Surabhi | Mumbai, June 10 |
Stock already loses 25% from IPO price
Shares of Life Insurance Corporation of India fell for the ninth straight day and closed 1.7 per cent lower at ₹709.7 apiece on BSE on Friday. On NSE, too, the scrip ended the day 1.7 per cent lower at ₹709.4.
The 30-day lock-in period for anchor investors of LIC is set to end in a few days, which would enable them to sell shares in the open market.
LIC shares are down 25 per cent from their issue price of ₹949 apiece. The market capitalisation of the insurance behemoth has also fallen to just ₹4.48-lakh crore on BSE against its market capitalisation of ₹5.53-lakh crore on the day of its listing on May 17.
Slide to continue?
Naveen Kulkarni, Chief Investment Officer, Axis Securities, said LIC is likely to witness some more selling pressure as the anchor investor lock-in ends even though the stock has already corrected sharply, owing to weak market sentiments.

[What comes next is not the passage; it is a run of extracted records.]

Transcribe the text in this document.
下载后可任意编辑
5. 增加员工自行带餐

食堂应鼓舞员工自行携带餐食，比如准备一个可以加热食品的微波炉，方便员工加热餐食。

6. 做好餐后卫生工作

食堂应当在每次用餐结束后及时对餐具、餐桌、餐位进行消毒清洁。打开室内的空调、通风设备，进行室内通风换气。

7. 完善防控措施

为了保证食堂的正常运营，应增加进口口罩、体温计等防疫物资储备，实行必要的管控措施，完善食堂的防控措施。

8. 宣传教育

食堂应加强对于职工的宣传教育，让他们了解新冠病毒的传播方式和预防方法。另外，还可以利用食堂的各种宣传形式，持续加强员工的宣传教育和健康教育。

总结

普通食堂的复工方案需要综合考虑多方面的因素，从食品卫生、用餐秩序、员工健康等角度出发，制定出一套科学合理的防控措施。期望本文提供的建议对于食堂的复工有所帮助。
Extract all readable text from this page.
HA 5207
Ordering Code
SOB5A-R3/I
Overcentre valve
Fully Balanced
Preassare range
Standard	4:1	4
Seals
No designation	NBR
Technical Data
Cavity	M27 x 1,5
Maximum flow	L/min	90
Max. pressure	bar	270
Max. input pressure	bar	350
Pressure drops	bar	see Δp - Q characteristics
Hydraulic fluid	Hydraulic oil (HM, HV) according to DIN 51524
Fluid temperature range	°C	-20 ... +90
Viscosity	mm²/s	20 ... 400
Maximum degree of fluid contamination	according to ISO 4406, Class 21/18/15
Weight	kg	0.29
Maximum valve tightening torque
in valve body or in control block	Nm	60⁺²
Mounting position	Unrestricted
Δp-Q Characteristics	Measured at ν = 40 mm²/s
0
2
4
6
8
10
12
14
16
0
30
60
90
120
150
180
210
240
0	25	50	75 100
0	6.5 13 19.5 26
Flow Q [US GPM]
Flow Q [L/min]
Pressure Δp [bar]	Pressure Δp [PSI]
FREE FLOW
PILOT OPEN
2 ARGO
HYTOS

“Though LIC remains an undisputed market leader and valuations, especially post the correction are comfortable, its lower share of non-PAR products will hurt margins that are currently significantly below its private sector peers. However, the company is looking to address these concerns and focusing on improving the share of non-par products, thereby supporting its margins and profitability,” he said, adding that improving product mix, margins, and overall profitability should drive valuations for LIC.
Jump in new premiums
According to IRDAI data, LIC reported a 99.63 per cent jump in its new business premium for the first two months of the fiscal to ₹27,557.34 crore from ₹13,804.4 crore a year ago.
A note by Emkay Global Financial Services said that LIC’s year-to-date Retail APE growth of 46.8 per cent year-on-year compared with 70 per cent for the private sector and three year CAGR of 6.5 per cent versus 14.6 per cent for private sector reflects a continuation of slower growth for LIC vs. the private sector.